By Margit Feher
BUDAPEST--Hungary's competition authority Thursday ordered the
largest breweries operating in Hungary to reduce their beer sales
via exclusive contracts to pubs, hotels, restaurants and other
catering venues so that smaller firms can gain market share.
The largest breweries--the local arm of Dutch brewer Heineken NV
(HEINY), London-based SABMiller PLC (SBMRY) and Molson Coors
Brewing Co.(TAP)--have agreed to comply, so the authority, GVH,
decided no infringement was committed and didn't impose any
fines.
Based on its investigation of the big breweries' contracts
between 2007 and 2013, GVH established that the firms, together
with brewer Pecsi Sorfozde Zrt., controlled by Ottakringer
Getraenke AG (OTS.VI) of Austria, commanded about 44% of beer sales
in Hungary's catering sector. With Carlsberg A/S (CABGY), which has
no brewery in Hungary but is a major importer, these five biggest
participants share up to 95% of the market, GVH said.
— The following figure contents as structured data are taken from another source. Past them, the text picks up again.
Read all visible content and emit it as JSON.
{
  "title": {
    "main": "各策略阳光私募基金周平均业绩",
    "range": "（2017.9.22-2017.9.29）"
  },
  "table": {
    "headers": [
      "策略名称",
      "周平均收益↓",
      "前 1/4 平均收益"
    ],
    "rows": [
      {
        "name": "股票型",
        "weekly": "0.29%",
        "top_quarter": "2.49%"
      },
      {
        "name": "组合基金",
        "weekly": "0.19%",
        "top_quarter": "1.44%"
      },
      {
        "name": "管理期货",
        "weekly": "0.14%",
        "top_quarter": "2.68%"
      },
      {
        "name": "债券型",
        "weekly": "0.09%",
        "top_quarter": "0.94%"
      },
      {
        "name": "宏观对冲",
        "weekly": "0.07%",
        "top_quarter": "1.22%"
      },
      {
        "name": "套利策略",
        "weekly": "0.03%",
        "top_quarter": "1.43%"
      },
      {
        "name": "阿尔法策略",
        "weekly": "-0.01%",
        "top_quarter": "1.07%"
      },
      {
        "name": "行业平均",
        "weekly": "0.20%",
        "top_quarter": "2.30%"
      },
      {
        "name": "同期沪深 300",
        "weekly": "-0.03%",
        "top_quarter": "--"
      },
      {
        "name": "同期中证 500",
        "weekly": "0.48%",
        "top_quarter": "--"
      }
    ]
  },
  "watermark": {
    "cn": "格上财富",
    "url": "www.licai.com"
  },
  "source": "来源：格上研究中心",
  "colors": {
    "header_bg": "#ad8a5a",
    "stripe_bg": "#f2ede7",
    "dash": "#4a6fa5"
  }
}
"As a result, neither imported products nor smaller breweries
could obtain market share from the big breweries because of the
exclusive contracts," GVH said.
Heineken Hungary has always conducted business in compliance
with the legal regulations and the rules of fair market behavior,
the company said in an emailed statement to The Wall Street
Journal. The company operates two breweries in Hungary and employs
520 people.
"Throughout the investigation of the Hungarian competition
authority, we have been co-operating with their representatives,
sharing all the requested data and offering a commitment to reduce
the amount of beer sold to single outlets under exclusivity terms
as stated in the order of the Hungarian Competition Authority,"
Heineken Hungary said.
The competition authority has ordered that Heineken Hungaria
Sorgyarak Zrt., Borsodi Sorgyar Kft., a unit of Molson Coors, and
Dreher Sorgyarak Zrt., a subsidiary of SABMiller, should reduce
their beer sales volumes sold under exclusive contracts in two
steps by nearly 20% by the end of 2017.
As a result of the compliance, market share will fall by about
4% for Heineken and 5% each for the other two firms, resulting in
an overall drop in their joint share of the catering market to 30%
from 44%, GVH said. Pecsi's market share has proved to be small,
requiring no action, the authority added.
Beer sales totaled less than 6 million hectoliters in Hungary in
2012, down from 7 million in 2007. Sales to pubs and other catering
venues accounted for about two-thirds of the sales volume. Revenues
of the five largest brewers from their locally made beer and
including Carlsberg's beer imports totaled an estimated 139.67
billion Hungarian forints ($498.7 million) in 2012.